The alternative viewpoint might be that the process of technological change should be governed in public interests by public agencies because they have abilities to weigh costs and benefits of different technological regimes and choose more suitable direction for social interests. In fact, this is an alternative representation of the old discussion about virtues of “the invisible hand” and the opinion, like of Stiglitz (2001), that this hand “is simply not there”, and the diversity of the theories of modern economics does not provide us any uniformity. However, even if we assume that the problem of regulatory capture is not relevant to the issue, and that the regulator is able to understand social interests and bases its actions on this understanding, we still cannot escape from the problems of epistemological limitations, transaction costs and information asymmetry, and, thus, we do not have reasons to believe that public agencies are able to govern the process of technological change better than market mechanisms.

The phenomenon of sunk costs has a deterring effect on the adoption of non-mainstream innovations by incumbents, while for potential new entrants this issue does not exist if they have not invested yet in currently presented technological solutions and they might be eager to jump into an alternative technological paradigm. However, if resources in the industry are under the total control of incumbents, then their decision about the use of such resources can not be free from the influence of the previous investments, i.e. the presence of sunk costs heavily affects the direction of technological change if the decision making is centralised in the hands of the main players. Therefore, if regulation contributes to such centralised decision making and if the outcome of the decision making is affected by the presence of sunk costs, then this contribution shapes the entire way of technological change. Meanwhile, active participation of newcomers in innovation activity may facilitate the process of creative destruction and, thereby, result not only in positive economic effects, but also in alleviation of socio-economic problems (see., e.g., an analysis of the impact of this process on income inequalities in Antonelli and Agnieszka 2016).
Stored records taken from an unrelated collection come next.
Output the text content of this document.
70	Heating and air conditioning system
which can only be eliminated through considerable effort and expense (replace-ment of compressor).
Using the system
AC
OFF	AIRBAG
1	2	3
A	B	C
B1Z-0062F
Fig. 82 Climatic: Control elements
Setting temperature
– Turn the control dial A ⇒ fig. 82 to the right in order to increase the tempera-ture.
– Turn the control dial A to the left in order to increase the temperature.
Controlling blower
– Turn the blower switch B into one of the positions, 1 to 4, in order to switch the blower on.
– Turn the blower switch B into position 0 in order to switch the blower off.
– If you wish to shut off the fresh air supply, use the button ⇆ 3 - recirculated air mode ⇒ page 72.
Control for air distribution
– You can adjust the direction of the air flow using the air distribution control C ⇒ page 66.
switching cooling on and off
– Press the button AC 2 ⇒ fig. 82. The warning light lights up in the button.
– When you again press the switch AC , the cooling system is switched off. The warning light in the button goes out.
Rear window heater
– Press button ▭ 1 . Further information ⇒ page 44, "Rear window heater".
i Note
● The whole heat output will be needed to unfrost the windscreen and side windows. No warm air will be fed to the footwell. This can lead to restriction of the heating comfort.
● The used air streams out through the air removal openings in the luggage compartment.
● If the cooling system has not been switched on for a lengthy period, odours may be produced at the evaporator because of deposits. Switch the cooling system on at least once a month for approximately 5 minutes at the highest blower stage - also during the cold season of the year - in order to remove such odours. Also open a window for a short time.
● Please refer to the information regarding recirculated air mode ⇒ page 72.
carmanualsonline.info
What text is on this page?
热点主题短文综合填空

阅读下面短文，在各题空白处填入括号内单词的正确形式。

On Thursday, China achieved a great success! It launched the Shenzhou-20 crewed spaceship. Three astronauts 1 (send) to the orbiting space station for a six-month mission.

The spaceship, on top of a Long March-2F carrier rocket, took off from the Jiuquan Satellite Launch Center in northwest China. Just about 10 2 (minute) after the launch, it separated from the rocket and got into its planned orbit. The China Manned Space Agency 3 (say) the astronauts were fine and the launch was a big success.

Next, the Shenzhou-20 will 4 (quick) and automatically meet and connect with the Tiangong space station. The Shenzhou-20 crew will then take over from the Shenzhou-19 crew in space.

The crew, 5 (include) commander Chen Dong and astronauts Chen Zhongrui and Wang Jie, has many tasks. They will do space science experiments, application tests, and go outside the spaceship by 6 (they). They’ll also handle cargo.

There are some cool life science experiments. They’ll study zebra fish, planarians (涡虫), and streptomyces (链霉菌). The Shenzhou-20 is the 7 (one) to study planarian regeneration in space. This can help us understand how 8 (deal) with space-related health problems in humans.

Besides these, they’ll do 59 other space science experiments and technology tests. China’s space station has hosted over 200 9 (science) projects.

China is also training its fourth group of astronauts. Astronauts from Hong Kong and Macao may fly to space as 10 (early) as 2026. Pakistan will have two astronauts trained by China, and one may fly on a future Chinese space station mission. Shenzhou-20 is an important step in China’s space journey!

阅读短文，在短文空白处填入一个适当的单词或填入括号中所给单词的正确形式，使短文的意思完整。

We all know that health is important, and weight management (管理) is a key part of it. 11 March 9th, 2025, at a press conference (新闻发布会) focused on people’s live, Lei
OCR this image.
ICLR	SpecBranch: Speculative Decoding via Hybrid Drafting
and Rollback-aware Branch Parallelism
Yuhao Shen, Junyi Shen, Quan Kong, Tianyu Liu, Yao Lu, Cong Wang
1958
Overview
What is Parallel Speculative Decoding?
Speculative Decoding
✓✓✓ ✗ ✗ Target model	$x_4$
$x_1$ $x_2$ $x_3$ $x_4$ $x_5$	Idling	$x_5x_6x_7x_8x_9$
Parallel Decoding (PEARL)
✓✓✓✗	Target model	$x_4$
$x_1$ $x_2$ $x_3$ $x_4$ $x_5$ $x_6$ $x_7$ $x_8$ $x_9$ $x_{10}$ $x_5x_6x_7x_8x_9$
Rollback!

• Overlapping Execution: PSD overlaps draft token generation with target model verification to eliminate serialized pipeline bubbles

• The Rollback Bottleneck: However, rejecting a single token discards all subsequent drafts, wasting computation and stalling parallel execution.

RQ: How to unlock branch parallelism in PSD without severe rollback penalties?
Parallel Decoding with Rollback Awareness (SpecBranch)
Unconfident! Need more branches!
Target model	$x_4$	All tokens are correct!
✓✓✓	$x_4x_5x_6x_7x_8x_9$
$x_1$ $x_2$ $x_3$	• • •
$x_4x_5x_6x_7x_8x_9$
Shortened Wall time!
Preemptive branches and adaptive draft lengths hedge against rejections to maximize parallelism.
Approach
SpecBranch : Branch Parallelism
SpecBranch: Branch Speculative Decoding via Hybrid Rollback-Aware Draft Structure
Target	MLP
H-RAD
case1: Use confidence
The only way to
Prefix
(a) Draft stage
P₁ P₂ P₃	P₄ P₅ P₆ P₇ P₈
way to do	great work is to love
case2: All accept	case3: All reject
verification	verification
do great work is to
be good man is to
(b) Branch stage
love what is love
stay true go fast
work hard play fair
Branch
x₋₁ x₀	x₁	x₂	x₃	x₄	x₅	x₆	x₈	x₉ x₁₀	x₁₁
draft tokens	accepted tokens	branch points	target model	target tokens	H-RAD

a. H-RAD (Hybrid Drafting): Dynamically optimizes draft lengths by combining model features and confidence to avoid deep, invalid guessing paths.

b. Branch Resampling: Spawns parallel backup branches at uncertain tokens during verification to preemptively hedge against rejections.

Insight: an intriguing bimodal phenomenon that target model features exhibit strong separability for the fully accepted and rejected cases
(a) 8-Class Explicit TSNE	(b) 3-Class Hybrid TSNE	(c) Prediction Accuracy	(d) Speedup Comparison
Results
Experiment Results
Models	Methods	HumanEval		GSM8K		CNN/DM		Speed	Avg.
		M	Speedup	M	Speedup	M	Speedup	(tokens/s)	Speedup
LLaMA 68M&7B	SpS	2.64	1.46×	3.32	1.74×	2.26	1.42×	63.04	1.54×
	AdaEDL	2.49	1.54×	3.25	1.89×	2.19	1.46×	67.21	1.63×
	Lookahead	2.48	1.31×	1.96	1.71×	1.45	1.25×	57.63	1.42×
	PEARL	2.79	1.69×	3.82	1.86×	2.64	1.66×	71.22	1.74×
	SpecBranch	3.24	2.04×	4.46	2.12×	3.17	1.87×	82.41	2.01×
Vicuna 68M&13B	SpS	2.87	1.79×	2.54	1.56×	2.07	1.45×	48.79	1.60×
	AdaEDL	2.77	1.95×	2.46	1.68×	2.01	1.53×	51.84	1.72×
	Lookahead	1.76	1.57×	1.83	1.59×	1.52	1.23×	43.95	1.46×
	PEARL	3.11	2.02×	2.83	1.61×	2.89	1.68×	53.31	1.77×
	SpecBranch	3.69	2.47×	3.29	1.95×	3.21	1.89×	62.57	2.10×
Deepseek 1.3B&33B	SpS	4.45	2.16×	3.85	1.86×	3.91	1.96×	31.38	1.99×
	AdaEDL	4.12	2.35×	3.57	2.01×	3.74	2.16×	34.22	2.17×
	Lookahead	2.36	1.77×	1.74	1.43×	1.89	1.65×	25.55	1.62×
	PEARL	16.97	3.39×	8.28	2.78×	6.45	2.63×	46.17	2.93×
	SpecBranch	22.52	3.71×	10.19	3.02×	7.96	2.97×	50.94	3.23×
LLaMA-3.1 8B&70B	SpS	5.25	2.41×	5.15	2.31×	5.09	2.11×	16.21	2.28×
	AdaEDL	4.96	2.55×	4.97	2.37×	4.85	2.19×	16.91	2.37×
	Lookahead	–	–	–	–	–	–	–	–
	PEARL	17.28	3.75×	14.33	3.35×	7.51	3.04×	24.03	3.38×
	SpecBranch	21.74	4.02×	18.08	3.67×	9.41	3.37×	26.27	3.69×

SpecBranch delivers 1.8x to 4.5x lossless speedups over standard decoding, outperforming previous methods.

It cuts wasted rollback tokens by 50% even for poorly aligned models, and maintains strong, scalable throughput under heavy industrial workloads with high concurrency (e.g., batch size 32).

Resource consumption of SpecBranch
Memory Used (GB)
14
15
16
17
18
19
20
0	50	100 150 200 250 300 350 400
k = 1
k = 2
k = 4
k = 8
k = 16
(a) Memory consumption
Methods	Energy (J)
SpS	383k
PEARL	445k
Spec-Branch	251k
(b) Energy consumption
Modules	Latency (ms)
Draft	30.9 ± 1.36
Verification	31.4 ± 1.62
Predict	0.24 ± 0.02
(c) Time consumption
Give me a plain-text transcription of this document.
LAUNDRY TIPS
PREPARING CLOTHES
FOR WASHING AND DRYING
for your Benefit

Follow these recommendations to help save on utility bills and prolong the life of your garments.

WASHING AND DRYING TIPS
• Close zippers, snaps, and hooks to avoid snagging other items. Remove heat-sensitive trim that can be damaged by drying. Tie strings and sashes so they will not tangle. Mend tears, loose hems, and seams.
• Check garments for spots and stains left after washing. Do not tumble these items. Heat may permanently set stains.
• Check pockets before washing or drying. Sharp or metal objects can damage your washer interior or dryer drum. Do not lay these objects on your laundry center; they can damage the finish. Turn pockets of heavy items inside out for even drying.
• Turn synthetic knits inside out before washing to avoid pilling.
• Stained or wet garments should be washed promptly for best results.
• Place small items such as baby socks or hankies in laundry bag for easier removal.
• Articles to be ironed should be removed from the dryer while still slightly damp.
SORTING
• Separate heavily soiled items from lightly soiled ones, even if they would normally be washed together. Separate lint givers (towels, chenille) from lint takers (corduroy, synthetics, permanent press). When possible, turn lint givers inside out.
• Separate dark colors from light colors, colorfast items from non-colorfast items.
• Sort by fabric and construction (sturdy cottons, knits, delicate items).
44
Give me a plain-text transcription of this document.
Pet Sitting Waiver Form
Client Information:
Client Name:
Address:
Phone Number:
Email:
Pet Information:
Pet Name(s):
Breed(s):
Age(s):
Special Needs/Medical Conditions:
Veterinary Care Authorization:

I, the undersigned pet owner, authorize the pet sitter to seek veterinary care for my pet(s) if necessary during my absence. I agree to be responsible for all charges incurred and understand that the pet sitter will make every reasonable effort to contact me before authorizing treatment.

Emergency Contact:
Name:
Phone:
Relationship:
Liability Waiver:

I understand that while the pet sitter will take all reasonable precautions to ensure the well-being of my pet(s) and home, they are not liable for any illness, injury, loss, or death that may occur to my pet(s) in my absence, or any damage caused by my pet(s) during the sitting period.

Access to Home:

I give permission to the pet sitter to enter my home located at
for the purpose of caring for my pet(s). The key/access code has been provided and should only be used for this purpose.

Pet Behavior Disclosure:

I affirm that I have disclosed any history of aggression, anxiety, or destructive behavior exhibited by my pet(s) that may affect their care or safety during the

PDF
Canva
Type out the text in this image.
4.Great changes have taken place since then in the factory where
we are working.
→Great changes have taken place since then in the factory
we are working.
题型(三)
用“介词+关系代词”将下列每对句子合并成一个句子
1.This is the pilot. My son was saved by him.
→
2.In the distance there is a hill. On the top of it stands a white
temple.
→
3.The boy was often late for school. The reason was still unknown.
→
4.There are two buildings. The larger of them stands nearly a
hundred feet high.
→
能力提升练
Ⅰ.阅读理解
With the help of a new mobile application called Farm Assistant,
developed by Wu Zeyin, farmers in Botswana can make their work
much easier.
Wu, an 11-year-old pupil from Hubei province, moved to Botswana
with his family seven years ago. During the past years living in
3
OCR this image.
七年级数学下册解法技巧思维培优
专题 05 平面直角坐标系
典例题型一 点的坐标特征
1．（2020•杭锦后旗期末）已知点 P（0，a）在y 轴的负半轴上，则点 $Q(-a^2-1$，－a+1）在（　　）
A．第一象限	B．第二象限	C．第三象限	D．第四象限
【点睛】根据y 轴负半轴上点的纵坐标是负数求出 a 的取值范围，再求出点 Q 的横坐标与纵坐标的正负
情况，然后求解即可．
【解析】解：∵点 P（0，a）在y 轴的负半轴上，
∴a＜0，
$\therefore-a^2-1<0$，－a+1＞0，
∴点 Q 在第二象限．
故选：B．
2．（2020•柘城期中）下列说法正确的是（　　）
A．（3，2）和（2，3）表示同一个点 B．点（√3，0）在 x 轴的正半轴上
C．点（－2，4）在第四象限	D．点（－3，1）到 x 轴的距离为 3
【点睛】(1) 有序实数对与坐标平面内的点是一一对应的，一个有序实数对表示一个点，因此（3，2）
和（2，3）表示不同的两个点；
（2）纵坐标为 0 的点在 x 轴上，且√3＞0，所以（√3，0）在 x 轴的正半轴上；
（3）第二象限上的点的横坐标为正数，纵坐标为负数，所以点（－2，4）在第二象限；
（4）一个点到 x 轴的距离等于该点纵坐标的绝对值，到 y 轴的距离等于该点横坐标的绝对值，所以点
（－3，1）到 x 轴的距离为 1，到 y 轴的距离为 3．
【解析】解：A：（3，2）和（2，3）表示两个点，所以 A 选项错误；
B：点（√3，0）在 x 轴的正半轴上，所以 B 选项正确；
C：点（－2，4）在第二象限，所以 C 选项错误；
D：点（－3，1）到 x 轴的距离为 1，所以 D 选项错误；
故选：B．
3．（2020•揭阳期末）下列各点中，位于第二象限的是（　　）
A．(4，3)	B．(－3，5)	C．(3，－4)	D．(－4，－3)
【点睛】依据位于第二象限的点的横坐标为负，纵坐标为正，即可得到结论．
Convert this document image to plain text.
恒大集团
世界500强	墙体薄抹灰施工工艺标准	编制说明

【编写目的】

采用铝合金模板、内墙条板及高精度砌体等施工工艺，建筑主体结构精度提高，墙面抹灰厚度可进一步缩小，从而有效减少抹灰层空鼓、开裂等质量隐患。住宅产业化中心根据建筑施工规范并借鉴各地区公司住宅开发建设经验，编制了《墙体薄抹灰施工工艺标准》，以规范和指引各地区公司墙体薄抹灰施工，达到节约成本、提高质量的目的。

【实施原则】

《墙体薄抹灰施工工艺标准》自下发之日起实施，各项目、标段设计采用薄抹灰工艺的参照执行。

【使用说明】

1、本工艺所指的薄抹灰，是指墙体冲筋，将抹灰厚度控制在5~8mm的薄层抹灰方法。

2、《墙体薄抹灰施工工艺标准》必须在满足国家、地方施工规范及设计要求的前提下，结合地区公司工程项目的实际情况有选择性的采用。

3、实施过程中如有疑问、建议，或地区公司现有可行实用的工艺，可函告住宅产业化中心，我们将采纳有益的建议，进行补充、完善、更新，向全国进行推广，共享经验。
Nowadays the LTE camp analyses the possibility to use the technology in the unlicensed radio bands and considers that technology is able to be adopted by private entities as an analogy of Wi-Fi. The same was heard in 2004 - 2010 from the disruptors of the mainstream market, but now the ideas of the disruptive innovation have been transformed into the sustaining innovation of the orthodox part of the industry. Furthermore, now the regulation moves towards such experiments, but, again, this movement supports the mainstream. It shows that regulation is able to support evolution of established technologies and adjust itself to sustaining innovations, but if leaders win in battles of sustaining innovations and entrants have opportunities to beat incumbents when disruptive innovations emerge (Christensen 2006), then this is the regulatory regime that does not leave chances to change the landscape of the core of the industry but not the superiority of the leaders.